The best thing to do in this situation is to cancel your interview with the second company. You have already accepted an offer. The first company has already invested time and money in onboarding you - training you while paying you as a part time employee, buying and shipping your equipment, spending time to arrange travel and events.

Going forward, if you have other interviews lined up, you should let other companies know this and work on aligning timelines before you give any indication of accepting an offer. You shouldn't, implicitly or explicitly, give the idea that you are accepting an offer if you aren't committed to actually formally accepting. Once you accept an offer, you should inform the other companies that you are in active contact with that you are removing yourself from consideration, thank them for their time, and (if it's the case) let them know that you'll keep them in mind as your career develops.
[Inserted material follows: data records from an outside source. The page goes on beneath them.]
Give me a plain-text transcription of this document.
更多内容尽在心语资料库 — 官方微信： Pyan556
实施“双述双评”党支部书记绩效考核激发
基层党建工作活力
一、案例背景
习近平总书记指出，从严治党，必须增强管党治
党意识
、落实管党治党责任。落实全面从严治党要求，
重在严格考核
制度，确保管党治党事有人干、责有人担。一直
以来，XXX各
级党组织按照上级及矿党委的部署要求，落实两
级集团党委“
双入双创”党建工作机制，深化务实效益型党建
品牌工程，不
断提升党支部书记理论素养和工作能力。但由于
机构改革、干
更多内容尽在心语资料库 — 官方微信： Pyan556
If you do decide to go forward and end up joining the second company, you'll likely have burned your bridges with the first company. I would be very likely to remember if I interacted with someone who was so unprofessional, and would likely pass them over for future positions. Not only will you affect your chances at this company, but the employees that you've interacted with will likely remember this for a while and bring that with them to other companies in the mid-term future.


This is business, not personal. The company you're currently working ("company 1") with is not a human, so you can't give it a "slap to the face", and they would not hesitate to drop you if a better candidate for the role materialized from somewhere.

So what you need to do is simple: Proceed with company 1 as if you were going to join them. Depending on the timelines, try to drag out signing the offer until you hear back from company 2, but if you need to accept the offer, that's OK.

If you get the company 2 offer, accept it and tell company 1 you're sorry, but you found a better opportunity -- they may not like it, but they'll understand, because it's just business. It's unlikely they would hire you again, but they're not going to go around badmouthing you, because there's nothing to badmouth you about: "that dastardly OP had the effrontery to accept a better job instead!".

And if you don't get the company 2 offer, then sign the company 1 offer, and they'll be none the wiser.


Let them know what's going on and that you're looking for options and you want the best one suited for you just like any other person getting job interviews should do.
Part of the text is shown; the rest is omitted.